Но кому поведать о новом фиаско своих чувств? Конечно же, Бахраху! Пусть она и отвадила его неожиданно и без всякого предупреждения, она считала, что именно он поймет ее, как никто другой: «Милый друг, я очень несчастна. Я рассталась с тем, любя и любимая, в полный разгар любви, не рассталась – оторвалaсь! В полный разгар любви, без надежды на встречу. Разбив и его и свою жизнь. Любить сама не могу, ибо люблю его, и не хочу, ибо люблю его. Ничего не хочу, кроме него, а его никогда не будет. Это такое первое расставание за жизнь, потому что, любя, захотел всего: жизни, простой совместной жизни, то, о чем никогда не „догадывался“ никто из меня любивших. – Будь моей. – И мое: – увы!» [141]
141
Письмо от 10 января 1924 г. Цит. по кн.: Марина Цветаева. Собрание сочинений в семи томах. Том 6. Письма. М., Эллис Лак, стр. 621–622. (Прим. перев.)
Хотя Сергей держался в стороне от этой запутанной ситуации, разумеется, он не мог совсем уж ничего не знать о том, что происходило с женой. Но, как обычно, он не позволял своим чувствам проявляться открыто, терпеливо сносил удары судьбы и продолжал сопровождать жену на все встречи и литературные вечера, где ей хотелось показаться.

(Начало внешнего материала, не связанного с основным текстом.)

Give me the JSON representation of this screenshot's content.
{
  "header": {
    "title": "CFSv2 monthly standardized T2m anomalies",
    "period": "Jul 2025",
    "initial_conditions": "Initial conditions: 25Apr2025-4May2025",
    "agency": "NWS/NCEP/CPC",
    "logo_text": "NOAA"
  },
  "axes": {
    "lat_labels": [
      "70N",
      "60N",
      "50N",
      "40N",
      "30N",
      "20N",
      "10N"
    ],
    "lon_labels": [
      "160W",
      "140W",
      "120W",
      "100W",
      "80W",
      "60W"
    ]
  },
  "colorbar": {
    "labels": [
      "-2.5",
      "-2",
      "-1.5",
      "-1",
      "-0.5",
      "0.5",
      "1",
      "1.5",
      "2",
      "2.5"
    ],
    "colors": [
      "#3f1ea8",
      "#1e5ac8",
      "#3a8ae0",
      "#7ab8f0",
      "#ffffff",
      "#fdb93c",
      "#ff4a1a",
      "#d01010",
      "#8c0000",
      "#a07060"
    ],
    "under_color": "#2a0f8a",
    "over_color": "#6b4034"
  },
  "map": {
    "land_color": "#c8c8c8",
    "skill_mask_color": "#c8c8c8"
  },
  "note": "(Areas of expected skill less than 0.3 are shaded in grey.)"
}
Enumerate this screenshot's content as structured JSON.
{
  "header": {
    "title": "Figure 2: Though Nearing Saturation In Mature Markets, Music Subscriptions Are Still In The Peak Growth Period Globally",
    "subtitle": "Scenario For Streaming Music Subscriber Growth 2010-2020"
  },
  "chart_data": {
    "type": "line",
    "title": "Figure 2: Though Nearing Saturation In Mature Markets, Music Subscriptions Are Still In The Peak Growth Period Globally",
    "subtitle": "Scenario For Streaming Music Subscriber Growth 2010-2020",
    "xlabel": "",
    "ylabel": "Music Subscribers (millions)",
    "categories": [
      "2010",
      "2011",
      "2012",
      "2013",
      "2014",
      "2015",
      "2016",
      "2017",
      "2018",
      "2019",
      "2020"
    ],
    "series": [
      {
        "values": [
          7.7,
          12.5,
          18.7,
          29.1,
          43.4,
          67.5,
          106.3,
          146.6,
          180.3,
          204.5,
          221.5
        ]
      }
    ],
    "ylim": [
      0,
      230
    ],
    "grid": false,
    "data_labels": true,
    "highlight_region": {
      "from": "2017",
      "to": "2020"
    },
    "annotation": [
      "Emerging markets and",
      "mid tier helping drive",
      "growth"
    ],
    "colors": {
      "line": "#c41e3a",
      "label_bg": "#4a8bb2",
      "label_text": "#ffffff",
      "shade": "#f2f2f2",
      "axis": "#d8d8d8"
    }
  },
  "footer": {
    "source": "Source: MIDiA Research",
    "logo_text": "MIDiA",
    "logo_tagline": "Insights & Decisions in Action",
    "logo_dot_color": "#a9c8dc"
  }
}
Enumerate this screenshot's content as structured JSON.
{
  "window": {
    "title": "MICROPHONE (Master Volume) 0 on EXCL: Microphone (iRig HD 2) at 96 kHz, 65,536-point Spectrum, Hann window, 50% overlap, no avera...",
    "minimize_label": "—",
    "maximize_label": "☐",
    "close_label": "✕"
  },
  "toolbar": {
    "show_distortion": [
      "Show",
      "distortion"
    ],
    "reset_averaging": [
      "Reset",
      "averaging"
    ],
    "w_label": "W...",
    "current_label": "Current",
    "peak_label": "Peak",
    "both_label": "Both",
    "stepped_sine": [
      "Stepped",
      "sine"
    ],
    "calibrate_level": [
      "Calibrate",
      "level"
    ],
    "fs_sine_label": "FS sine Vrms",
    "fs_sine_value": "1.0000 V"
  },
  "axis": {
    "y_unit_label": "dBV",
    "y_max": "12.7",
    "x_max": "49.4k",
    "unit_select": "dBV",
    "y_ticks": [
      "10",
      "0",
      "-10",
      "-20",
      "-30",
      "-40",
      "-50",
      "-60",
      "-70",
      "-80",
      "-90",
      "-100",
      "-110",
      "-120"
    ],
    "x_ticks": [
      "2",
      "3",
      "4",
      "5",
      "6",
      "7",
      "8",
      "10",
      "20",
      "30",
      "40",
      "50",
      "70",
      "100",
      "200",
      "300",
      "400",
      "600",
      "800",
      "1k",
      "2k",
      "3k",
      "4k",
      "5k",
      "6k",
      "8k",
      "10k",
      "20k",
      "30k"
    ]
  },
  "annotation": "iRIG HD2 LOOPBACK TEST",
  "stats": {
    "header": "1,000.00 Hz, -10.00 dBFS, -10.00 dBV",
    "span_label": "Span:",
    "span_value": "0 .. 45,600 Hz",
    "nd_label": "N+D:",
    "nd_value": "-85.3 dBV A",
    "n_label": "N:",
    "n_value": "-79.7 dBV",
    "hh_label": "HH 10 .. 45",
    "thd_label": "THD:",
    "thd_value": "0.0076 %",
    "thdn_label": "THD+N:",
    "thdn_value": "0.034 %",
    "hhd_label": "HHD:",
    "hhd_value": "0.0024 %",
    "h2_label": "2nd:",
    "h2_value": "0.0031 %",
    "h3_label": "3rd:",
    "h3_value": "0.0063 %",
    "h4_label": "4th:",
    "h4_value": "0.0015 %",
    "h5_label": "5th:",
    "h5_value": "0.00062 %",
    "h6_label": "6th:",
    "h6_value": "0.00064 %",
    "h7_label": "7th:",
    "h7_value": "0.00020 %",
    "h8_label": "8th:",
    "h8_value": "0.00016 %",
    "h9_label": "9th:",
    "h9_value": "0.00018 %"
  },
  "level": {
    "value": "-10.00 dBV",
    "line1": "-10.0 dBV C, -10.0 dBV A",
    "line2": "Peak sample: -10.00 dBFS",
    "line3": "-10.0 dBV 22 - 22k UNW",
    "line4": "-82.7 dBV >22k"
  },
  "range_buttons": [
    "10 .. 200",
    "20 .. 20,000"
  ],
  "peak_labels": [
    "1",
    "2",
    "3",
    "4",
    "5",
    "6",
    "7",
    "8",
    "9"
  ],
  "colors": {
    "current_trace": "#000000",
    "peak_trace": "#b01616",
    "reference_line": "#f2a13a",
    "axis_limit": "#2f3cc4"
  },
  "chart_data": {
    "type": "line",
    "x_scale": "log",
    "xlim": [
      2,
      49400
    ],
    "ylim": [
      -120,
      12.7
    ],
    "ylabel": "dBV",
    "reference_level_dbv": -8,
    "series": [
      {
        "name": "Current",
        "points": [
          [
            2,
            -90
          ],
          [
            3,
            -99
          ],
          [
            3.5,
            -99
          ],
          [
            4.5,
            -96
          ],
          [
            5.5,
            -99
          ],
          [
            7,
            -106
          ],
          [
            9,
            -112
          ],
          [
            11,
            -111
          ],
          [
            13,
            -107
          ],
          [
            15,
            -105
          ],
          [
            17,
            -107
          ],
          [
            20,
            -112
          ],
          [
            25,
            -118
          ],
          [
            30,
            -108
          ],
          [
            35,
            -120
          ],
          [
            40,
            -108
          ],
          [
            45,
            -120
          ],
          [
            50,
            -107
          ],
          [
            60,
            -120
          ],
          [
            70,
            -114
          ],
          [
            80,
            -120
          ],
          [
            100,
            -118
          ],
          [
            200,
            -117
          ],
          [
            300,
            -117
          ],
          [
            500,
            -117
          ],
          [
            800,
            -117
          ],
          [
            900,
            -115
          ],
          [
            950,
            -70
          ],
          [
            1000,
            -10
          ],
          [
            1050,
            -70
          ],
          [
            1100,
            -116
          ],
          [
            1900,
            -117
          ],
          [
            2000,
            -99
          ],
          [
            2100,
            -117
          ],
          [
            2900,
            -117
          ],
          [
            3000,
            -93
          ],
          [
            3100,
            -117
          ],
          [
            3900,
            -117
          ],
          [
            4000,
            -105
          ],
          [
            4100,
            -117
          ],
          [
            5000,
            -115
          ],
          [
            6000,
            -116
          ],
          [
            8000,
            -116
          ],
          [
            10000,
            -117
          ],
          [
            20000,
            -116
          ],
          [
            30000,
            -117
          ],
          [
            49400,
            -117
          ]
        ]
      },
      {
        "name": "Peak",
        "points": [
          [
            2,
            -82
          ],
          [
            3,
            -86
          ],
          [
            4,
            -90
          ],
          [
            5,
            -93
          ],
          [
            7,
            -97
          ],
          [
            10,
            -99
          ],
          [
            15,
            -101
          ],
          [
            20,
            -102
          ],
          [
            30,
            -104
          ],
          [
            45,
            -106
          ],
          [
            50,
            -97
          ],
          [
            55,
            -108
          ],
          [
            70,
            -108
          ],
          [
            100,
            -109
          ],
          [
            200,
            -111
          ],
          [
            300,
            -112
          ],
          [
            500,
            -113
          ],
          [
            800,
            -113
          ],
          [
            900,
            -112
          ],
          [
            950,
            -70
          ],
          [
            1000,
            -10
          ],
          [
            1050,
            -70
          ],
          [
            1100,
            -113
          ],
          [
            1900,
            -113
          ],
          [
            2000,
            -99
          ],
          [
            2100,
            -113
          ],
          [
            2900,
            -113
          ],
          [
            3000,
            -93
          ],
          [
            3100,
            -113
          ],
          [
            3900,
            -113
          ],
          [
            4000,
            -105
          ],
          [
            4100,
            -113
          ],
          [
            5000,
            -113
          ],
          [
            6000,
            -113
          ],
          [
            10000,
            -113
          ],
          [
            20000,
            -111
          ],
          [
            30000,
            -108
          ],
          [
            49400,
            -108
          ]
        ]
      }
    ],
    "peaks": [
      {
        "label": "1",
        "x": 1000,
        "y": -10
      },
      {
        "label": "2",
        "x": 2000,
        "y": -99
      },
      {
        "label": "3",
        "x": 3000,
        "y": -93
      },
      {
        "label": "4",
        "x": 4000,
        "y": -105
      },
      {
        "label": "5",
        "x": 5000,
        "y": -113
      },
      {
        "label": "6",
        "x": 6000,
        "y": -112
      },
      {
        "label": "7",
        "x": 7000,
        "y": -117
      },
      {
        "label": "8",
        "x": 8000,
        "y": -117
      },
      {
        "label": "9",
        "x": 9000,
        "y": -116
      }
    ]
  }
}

А в эти последние месяцы у нее было особенно много встреч с русскими писателями, приезжавшими в Прагу. Ее удостоили своим вниманием, если не искренней симпатией, поочередно Максим Горький, Иван Бунин, Владислав Ходасевич, Нина Берберова, Владимир Набоков. Когда Сергей оказывался вместе с Мариной на людях, он, как бы ни страдал от разлада семейной жизни, все равно был таким же красноречивым и веселым, каким его привыкли видеть. Но, улыбаясь при посторонних, он без колебаний поверял свои волнения близким. Вот какие признания мы находим, к примеру, в его длинном письме другу – Максимилиану Волошину: «Дорогой мой Макс, Твое прекрасное, ласковое письмо получил уже давно и вот все это время никак не мог тебе ответить. Единственный человек, которому я мог бы сказать все, конечно, Ты, но и Тебе говорить трудно. Трудно, ибо в этой области для меня сказанное становится свершившимся, и, хотя надежды у меня нет никакой, простая человеческая слабость меня сдерживала. Сказанное требует от меня определенных действий и поступков, и здесь я теряюсь. И моя слабость и полная беспомощность и слепость Марины, жалость к ней, чувство безнадежного тупика, в который она себя загнала, моя неспособность ей помочь решительно и резко, невозможность найти хороший исход – все ведет к стоянию на мертвой точке. Получилось так, что каждый выход из распутья может привести к гибели.